Di masyarakat di Sulawesi Selatan, makanan adalah bagian kunci aneka ritual.  Di Tana Toraja, wilayah yang terletak di pegunungan utara Selatan Sulawesi, orang-orang selalu memaknai daging identik dengan ritus. Sejak aluk ta’, agama bumi sebelum kristen dipercayai menjadi agama yang dianut di Toraja Sa’dan dan Mamasa hari ini, orang-orang melakukan pengorbanan kerbau, babi, ayam, dan anjing dalam jumlah puluhan dengan harga yang fantastis. Memasak dan membakarnya, dan menjadikan daging-daging itu persembahan  untuk mengikat dunia yang kelihatan dan tak kelihatan. Konon, kerbau dan babi yang disembelih itu adalah kendaraan–tiket masuk menuju dunia orang mati (Buijs, 2009). Di samping itu, salah satu darah binatang tadi juga menjadi unsur yang memperantarai seorang anak dikenali oleh dewa-dewa dalam kepercayaan orang Toraja.

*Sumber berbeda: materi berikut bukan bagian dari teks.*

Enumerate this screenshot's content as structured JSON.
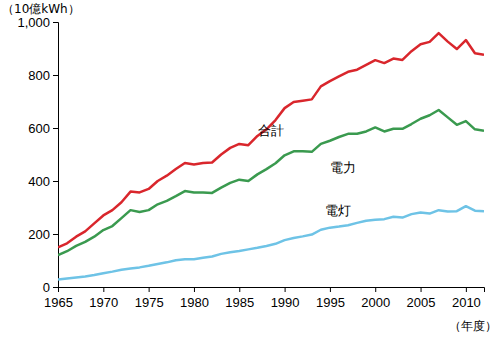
{
  "chart_data": {
    "type": "line",
    "y_label": "（10億kWh）",
    "x_label": "（年度）",
    "x": [
      1965,
      1966,
      1967,
      1968,
      1969,
      1970,
      1971,
      1972,
      1973,
      1974,
      1975,
      1976,
      1977,
      1978,
      1979,
      1980,
      1981,
      1982,
      1983,
      1984,
      1985,
      1986,
      1987,
      1988,
      1989,
      1990,
      1991,
      1992,
      1993,
      1994,
      1995,
      1996,
      1997,
      1998,
      1999,
      2000,
      2001,
      2002,
      2003,
      2004,
      2005,
      2006,
      2007,
      2008,
      2009,
      2010,
      2011,
      2012
    ],
    "series": [
      {
        "name": "合計",
        "color": "#d9262c",
        "values": [
          150,
          165,
          190,
          210,
          240,
          270,
          290,
          320,
          360,
          357,
          370,
          400,
          420,
          445,
          468,
          462,
          468,
          470,
          500,
          525,
          540,
          535,
          570,
          595,
          630,
          675,
          698,
          703,
          708,
          757,
          777,
          795,
          812,
          820,
          838,
          856,
          845,
          862,
          857,
          890,
          916,
          925,
          958,
          926,
          898,
          932,
          882,
          876
        ]
      },
      {
        "name": "電力",
        "color": "#3a9a4f",
        "values": [
          120,
          135,
          155,
          170,
          190,
          215,
          230,
          260,
          290,
          283,
          290,
          312,
          325,
          343,
          362,
          357,
          357,
          355,
          375,
          393,
          405,
          400,
          425,
          445,
          467,
          497,
          512,
          512,
          510,
          540,
          552,
          566,
          578,
          578,
          587,
          602,
          587,
          597,
          597,
          615,
          635,
          648,
          668,
          640,
          612,
          626,
          595,
          590
        ]
      },
      {
        "name": "電灯",
        "color": "#6ec3e6",
        "values": [
          28,
          32,
          36,
          40,
          45,
          52,
          58,
          65,
          70,
          74,
          80,
          87,
          93,
          101,
          105,
          105,
          110,
          115,
          125,
          131,
          136,
          142,
          148,
          155,
          163,
          177,
          185,
          191,
          198,
          216,
          224,
          228,
          233,
          242,
          250,
          254,
          256,
          265,
          262,
          275,
          281,
          277,
          290,
          285,
          286,
          305,
          288,
          286
        ]
      }
    ],
    "xlim": [
      1965,
      2012
    ],
    "xticks": [
      1965,
      1970,
      1975,
      1980,
      1985,
      1990,
      1995,
      2000,
      2005,
      2010
    ],
    "ylim": [
      0,
      1000
    ],
    "yticks": [
      0,
      200,
      400,
      600,
      800,
      {
        "value": 1000,
        "label": "1,000"
      }
    ],
    "grid": false
  }
}
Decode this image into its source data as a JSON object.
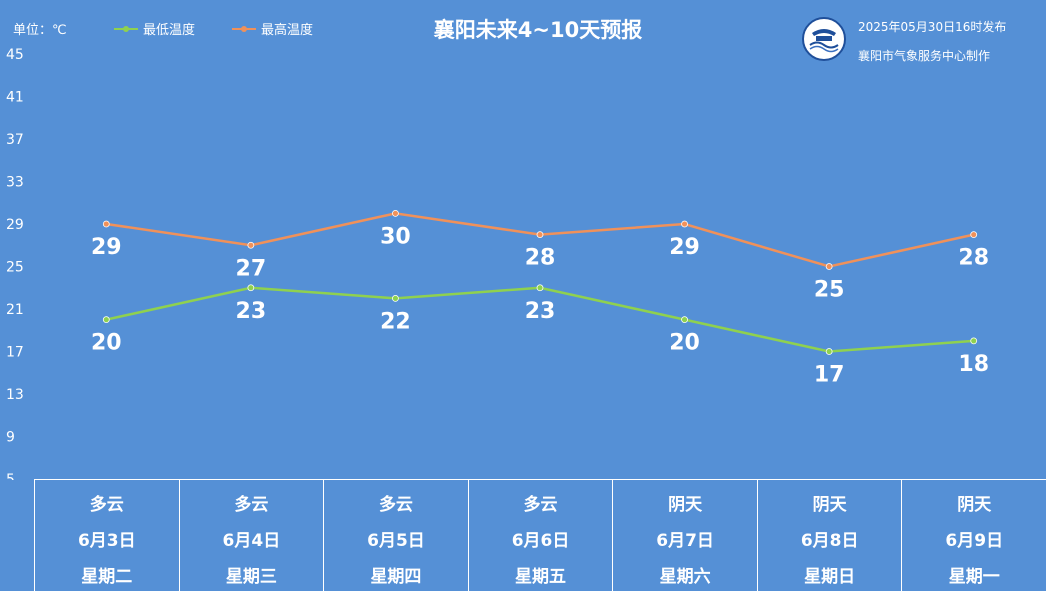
{
  "header": {
    "unit_label": "单位：℃",
    "title": "襄阳未来4~10天预报",
    "publish_time": "2025年05月30日16时发布",
    "publisher": "襄阳市气象服务中心制作",
    "logo_icon": "weather-service-logo-icon"
  },
  "colors": {
    "background": "#5590d6",
    "low_line": "#8fd14f",
    "high_line": "#f0915a",
    "text": "#ffffff"
  },
  "chart_data": {
    "type": "line",
    "categories": [
      "6月3日",
      "6月4日",
      "6月5日",
      "6月6日",
      "6月7日",
      "6月8日",
      "6月9日"
    ],
    "series": [
      {
        "name": "最低温度",
        "values": [
          20,
          23,
          22,
          23,
          20,
          17,
          18
        ]
      },
      {
        "name": "最高温度",
        "values": [
          29,
          27,
          30,
          28,
          29,
          25,
          28
        ]
      }
    ],
    "yticks": [
      5,
      9,
      13,
      17,
      21,
      25,
      29,
      33,
      37,
      41,
      45
    ],
    "ylim": [
      5,
      45
    ],
    "grid": false,
    "legend_position": "top-left",
    "ylabel": "单位：℃"
  },
  "days": [
    {
      "weather": "多云",
      "date": "6月3日",
      "weekday": "星期二"
    },
    {
      "weather": "多云",
      "date": "6月4日",
      "weekday": "星期三"
    },
    {
      "weather": "多云",
      "date": "6月5日",
      "weekday": "星期四"
    },
    {
      "weather": "多云",
      "date": "6月6日",
      "weekday": "星期五"
    },
    {
      "weather": "阴天",
      "date": "6月7日",
      "weekday": "星期六"
    },
    {
      "weather": "阴天",
      "date": "6月8日",
      "weekday": "星期日"
    },
    {
      "weather": "阴天",
      "date": "6月9日",
      "weekday": "星期一"
    }
  ]
}
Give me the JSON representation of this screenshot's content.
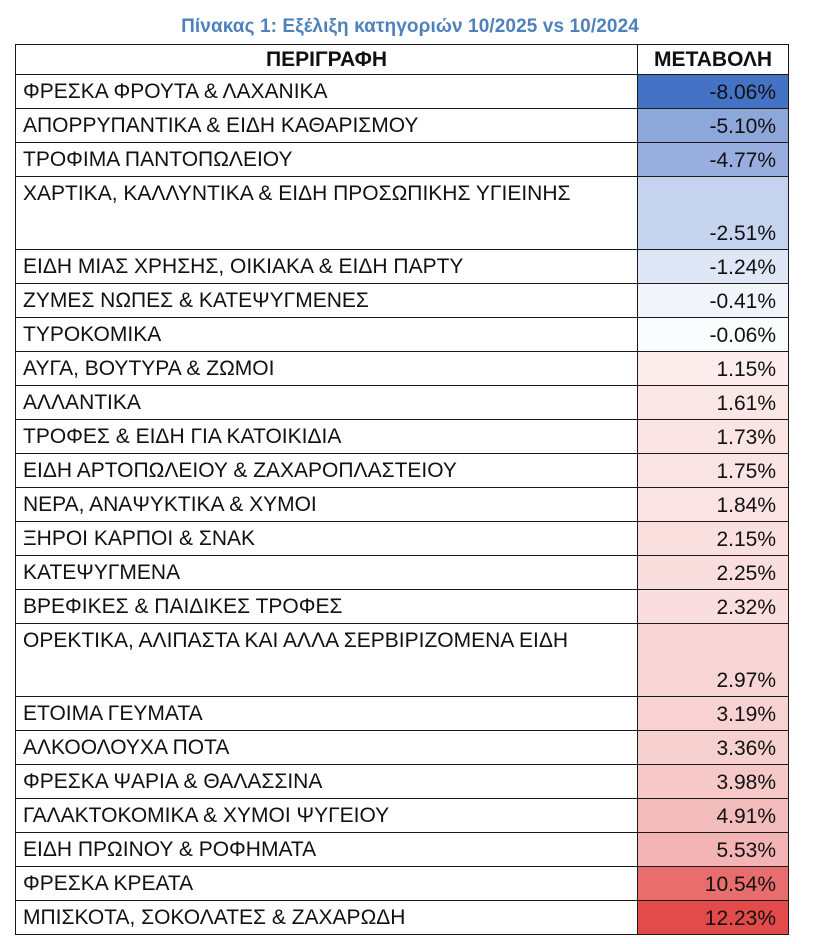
{
  "caption": "Πίνακας 1: Εξέλιξη κατηγοριών 10/2025 vs 10/2024",
  "columns": [
    "ΠΕΡΙΓΡΑΦΗ",
    "ΜΕΤΑΒΟΛΗ"
  ],
  "rows": [
    {
      "label": "ΦΡΕΣΚΑ ΦΡΟΥΤΑ & ΛΑΧΑΝΙΚΑ",
      "value": "-8.06%",
      "color": "#4472c4"
    },
    {
      "label": "ΑΠΟΡΡΥΠΑΝΤΙΚΑ & ΕΙΔΗ ΚΑΘΑΡΙΣΜΟΥ",
      "value": "-5.10%",
      "color": "#8ea7db"
    },
    {
      "label": "ΤΡΟΦΙΜΑ ΠΑΝΤΟΠΩΛΕΙΟΥ",
      "value": "-4.77%",
      "color": "#97aedf"
    },
    {
      "label": "ΧΑΡΤΙΚΑ, ΚΑΛΛΥΝΤΙΚΑ & ΕΙΔΗ ΠΡΟΣΩΠΙΚΗΣ ΥΓΙΕΙΝΗΣ",
      "value": "-2.51%",
      "color": "#c5d3ef",
      "tall": true
    },
    {
      "label": "ΕΙΔΗ ΜΙΑΣ ΧΡΗΣΗΣ, ΟΙΚΙΑΚΑ & ΕΙΔΗ ΠΑΡΤΥ",
      "value": "-1.24%",
      "color": "#dfe7f6"
    },
    {
      "label": "ΖΥΜΕΣ ΝΩΠΕΣ & ΚΑΤΕΨΥΓΜΕΝΕΣ",
      "value": "-0.41%",
      "color": "#f1f4fb"
    },
    {
      "label": "ΤΥΡΟΚΟΜΙΚΑ",
      "value": "-0.06%",
      "color": "#fbfcfe"
    },
    {
      "label": "ΑΥΓΑ, ΒΟΥΤΥΡΑ & ΖΩΜΟΙ",
      "value": "1.15%",
      "color": "#fcecec"
    },
    {
      "label": "ΑΛΛΑΝΤΙΚΑ",
      "value": "1.61%",
      "color": "#fbe6e6"
    },
    {
      "label": "ΤΡΟΦΕΣ & ΕΙΔΗ ΓΙΑ ΚΑΤΟΙΚΙΔΙΑ",
      "value": "1.73%",
      "color": "#fbe4e4"
    },
    {
      "label": "ΕΙΔΗ ΑΡΤΟΠΩΛΕΙΟΥ & ΖΑΧΑΡΟΠΛΑΣΤΕΙΟΥ",
      "value": "1.75%",
      "color": "#fbe4e4"
    },
    {
      "label": "ΝΕΡΑ, ΑΝΑΨΥΚΤΙΚΑ & ΧΥΜΟΙ",
      "value": "1.84%",
      "color": "#fbe3e3"
    },
    {
      "label": "ΞΗΡΟΙ ΚΑΡΠΟΙ & ΣΝΑΚ",
      "value": "2.15%",
      "color": "#fadfdf"
    },
    {
      "label": "ΚΑΤΕΨΥΓΜΕΝΑ",
      "value": "2.25%",
      "color": "#fadede"
    },
    {
      "label": "ΒΡΕΦΙΚΕΣ & ΠΑΙΔΙΚΕΣ ΤΡΟΦΕΣ",
      "value": "2.32%",
      "color": "#faddde"
    },
    {
      "label": "ΟΡΕΚΤΙΚΑ, ΑΛΙΠΑΣΤΑ ΚΑΙ ΑΛΛΑ ΣΕΡΒΙΡΙΖΟΜΕΝΑ ΕΙΔΗ",
      "value": "2.97%",
      "color": "#f8d5d5",
      "tall": true
    },
    {
      "label": "ΕΤΟΙΜΑ ΓΕΥΜΑΤΑ",
      "value": "3.19%",
      "color": "#f8d2d2"
    },
    {
      "label": "ΑΛΚΟΟΛΟΥΧΑ ΠΟΤΑ",
      "value": "3.36%",
      "color": "#f7d0d0"
    },
    {
      "label": "ΦΡΕΣΚΑ ΨΑΡΙΑ & ΘΑΛΑΣΣΙΝΑ",
      "value": "3.98%",
      "color": "#f6c8c8"
    },
    {
      "label": "ΓΑΛΑΚΤΟΚΟΜΙΚΑ & ΧΥΜΟΙ ΨΥΓΕΙΟΥ",
      "value": "4.91%",
      "color": "#f3bcbc"
    },
    {
      "label": "ΕΙΔΗ ΠΡΩΙΝΟΥ & ΡΟΦΗΜΑΤΑ",
      "value": "5.53%",
      "color": "#f2b4b4"
    },
    {
      "label": "ΦΡΕΣΚΑ ΚΡΕΑΤΑ",
      "value": "10.54%",
      "color": "#e86d6d"
    },
    {
      "label": "ΜΠΙΣΚΟΤΑ, ΣΟΚΟΛΑΤΕΣ & ΖΑΧΑΡΩΔΗ",
      "value": "12.23%",
      "color": "#e34a4a"
    }
  ]
}
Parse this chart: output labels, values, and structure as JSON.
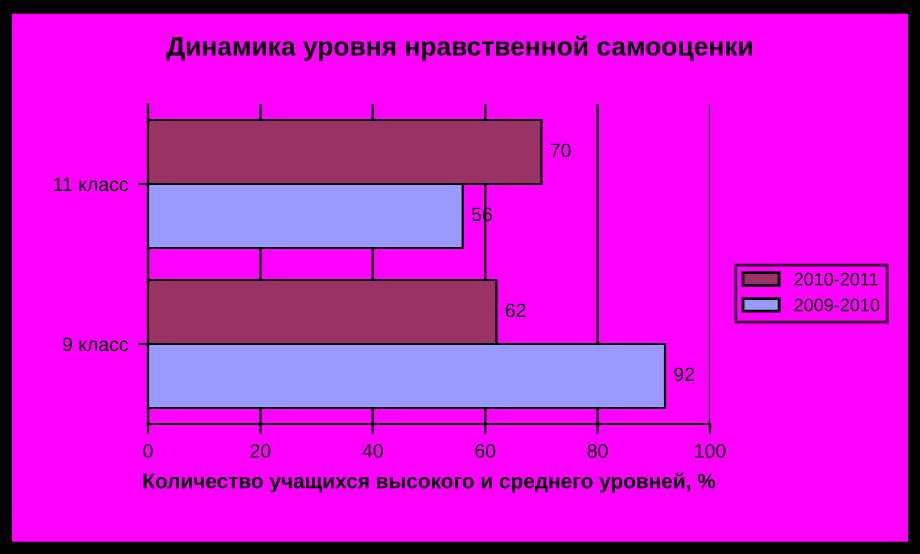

Pada perjalanan saya ke Toraja akhir Oktober 2022, saya mengikuti upacara kematian dua perempuan yang dipestakan dalam waktu yang sama. Beberapa kilometer dari lokasi pesta, telah terparkir truk-truk berisi babi dan kerbau siap sembelih. Mereka dibawa oleh sanak keluarga dari segala penjuru Toraja untuk disumbangkan kepada keluarga yang menggelar hajatan. Satu per satu babi itu diturunkan dan diangkut ke lokasi pesta. Mereka disembelih,  dagingnya dipotong-potong, dan dibagi ke dalam jumlah yang sama untuk didistribusikan ke seluruh keluarga dan tetangga yang membantu selama pesta pemakaman.

Selain dibagikan secara rata, potongan babi mentah tadi dicampur dengan daun miana, beras, dan penyedap rasa, lalu dimasukkan ke dalam bambu. Sajian ini disebut pa’piong.  Sekilas mirip dengan nasi lemak, bedanya, pa’piong tidak menggunakan santan. Ada puluhan pa’piong yang tersusun di atas kayu yang dibawahnya berkobar api yang siap mematangkan mereka. Suara riuh bapak-bapak dan anak muda yang seluruhnya laki-laki bergantian dalam bahasa Toraja.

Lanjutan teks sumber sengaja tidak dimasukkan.